Page templating and React components to render all of our pages on ourworldindata.org.
In brief, the WordPress rendering is based around parsing, enhancing, and hydrating the HTML output of WordPress using cheerio (jQuery for node.js) and React.
We are currently switching to ArchieML and Google Docs (usually referred to as Gdocs
in the codebase) to more conveniently match the writing preferences of our authors. This is a work in progress and not all features supported by WordPress are in place yet.
Reference document showing all the Archie syntax we support. (Only accessible by OWID team members)
A Google Doc can be written and registered via the /admin/gdocs
view in the admin client. One Google Doc can be registered with multiple different environments (staging, local, live, etc) so we parse and store the Google Doc content as JSON in the Grapher database of each respective environment.
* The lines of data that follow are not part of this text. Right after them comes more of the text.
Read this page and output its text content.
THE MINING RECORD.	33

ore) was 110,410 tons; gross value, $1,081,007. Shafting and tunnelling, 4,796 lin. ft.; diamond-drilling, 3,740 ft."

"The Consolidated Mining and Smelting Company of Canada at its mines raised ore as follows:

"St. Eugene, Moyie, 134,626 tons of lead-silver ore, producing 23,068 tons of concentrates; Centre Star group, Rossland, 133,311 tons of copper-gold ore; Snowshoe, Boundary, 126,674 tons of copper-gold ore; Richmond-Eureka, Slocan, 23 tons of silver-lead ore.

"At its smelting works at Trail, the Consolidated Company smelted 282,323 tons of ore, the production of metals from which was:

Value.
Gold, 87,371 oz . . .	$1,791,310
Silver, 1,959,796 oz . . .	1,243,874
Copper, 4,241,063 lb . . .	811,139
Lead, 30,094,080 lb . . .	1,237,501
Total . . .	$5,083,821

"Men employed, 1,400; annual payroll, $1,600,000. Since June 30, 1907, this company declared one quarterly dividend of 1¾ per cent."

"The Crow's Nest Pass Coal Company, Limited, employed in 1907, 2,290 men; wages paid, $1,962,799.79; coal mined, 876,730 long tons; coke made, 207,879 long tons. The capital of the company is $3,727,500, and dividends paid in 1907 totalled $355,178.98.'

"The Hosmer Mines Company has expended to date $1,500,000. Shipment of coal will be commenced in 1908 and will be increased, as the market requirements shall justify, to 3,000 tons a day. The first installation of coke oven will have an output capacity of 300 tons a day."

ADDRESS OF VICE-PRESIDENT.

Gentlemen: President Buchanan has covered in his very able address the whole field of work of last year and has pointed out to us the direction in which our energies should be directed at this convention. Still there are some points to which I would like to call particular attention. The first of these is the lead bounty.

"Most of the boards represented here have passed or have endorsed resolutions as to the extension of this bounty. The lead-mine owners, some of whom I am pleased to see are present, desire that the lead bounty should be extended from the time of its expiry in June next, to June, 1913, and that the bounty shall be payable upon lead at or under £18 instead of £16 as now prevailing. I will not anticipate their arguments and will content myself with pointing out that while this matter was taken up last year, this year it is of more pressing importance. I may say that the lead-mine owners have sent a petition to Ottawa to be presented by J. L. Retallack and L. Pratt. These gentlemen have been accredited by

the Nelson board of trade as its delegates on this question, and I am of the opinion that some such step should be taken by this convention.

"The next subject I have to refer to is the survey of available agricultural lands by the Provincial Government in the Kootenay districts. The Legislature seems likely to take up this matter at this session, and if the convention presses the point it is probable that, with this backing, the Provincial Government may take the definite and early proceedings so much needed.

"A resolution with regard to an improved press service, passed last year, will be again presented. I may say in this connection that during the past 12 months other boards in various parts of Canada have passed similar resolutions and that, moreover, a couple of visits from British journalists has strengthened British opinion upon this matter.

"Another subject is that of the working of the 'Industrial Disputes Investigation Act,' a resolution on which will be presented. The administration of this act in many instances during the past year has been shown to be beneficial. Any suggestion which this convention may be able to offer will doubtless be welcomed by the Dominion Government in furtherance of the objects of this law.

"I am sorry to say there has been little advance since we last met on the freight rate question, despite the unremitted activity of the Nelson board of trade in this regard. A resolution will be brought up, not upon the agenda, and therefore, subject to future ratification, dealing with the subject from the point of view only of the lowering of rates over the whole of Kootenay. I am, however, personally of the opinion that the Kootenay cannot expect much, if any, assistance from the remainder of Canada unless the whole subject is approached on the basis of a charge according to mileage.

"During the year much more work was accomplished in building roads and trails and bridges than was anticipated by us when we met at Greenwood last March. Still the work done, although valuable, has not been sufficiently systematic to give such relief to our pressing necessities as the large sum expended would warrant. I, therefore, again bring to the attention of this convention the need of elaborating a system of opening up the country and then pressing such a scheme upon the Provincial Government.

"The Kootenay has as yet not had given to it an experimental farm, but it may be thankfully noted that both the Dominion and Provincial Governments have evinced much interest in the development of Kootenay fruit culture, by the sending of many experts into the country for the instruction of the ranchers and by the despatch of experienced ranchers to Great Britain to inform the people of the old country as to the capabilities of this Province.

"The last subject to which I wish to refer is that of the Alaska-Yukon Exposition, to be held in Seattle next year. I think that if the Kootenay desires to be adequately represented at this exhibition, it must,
This content is only updated in an environment's database when someone presses "publish" from the Google Doc preview (/admin/gdocs/google_doc_id/preview
)
To match Google Docs' "one document, many environments" paradigm, the source of images for all environments is a Shared Drive. An image is referenced, in Archie, via filename, which we use to find the entity via Google Drive's API.
e.g.
{.image}
filename: my_image.png
{}
This means that the filenames of images uploaded to the Shared Drive must be unique.
We chose to do it this way instead of via Google Drive File ID because it's easier to read and sanity check. We also considered inline images, but Google Docs doesn't support inline SVGs and downsizes images wider than 1600px.
We mirror these images to Cloudflare's R2 to allow environments to have some amount of independence from one another. For OWID developers, the env variables needed for this functionality are stored in our password manager.
It is recommended to use a unique folder in R2 for each environment. By convention, dev-$NAME
for your local development server (when you run make create-if-missing.env.full
for the first time, this will be generated based on your unix $USER
variable by default), and one for your staging server too (e.g. neurath
).
During the baking process (bakeDriveImages
) we:
- Find the filenames of all the images that are currently referenced in published Google documents (the
posts_gdocs_x_images
table stores this data) - See if we've already uploaded them to R2 (by checking the
images
table, which is only updated after we've successfully mirrored the image to R2) - Mirror them to R2 if not
- Pull all the images from R2
- Create optimized WEBP versions of each image at multiple resolutions
- Save them, and the original file, into the assets folder
The preview flow is slightly different. If a document with an image in it is previewed, we also fetch the image from the Shared Drive and upload it to R2, but we don't do the resizing - we just display the source image via R2's CDN. This logic is all contained in the Image component.
If an image has changed since we last uploaded it to R2 (e.g. a new version has been uploaded, or its description has changed) we'll re-upload the file to R2. This happens even if you're only previewing a document that references the image, regardless of whether or not you re-publish it.
This means that any other documents that reference the image will use the updated version during the next bake, even if they haven't been republished. This seemed preferable to tracking version state and having to manually update every article whenever you update an image.
If you are refreshing your environment's database by importing a database dump from prod, the prod images
table may make claims about the existence of files in your environment's S3 folder that aren't true, which will lead to 403 errors when trying to bake.
In this project's root Makefile, we have a make command (make sync-images
) that runs rclone sync
from prod to your environment to solve this problem. Make sure your ~/.config/rclone/rclone.conf
is configured correctly and contains
[owid-r2]
type = s3
provider = Cloudflare
env_auth = true
access_key_id = xxx
secret_access_key = xxx
region = auto
endpoint = https://078fcdfed9955087315dd86792e71a7e.r2.cloudflarestorage.com
The data catalog is located at /data
. You'll need to set ALGOLIA_ID
and ALGOLIA_SEARCH_KEY
in your .env file to run it locally. Optionally, if you want to work with a custom set of indices, you can set a ALGOLIA_INDEX_PREFIX
which will be appended to any index you query if you use getIndexName
. This will generally only be useful if you're an OWID member who has access to the ALGOLIA_SECRET_KEY
and can create new indices, or if you're running your own Algolia application.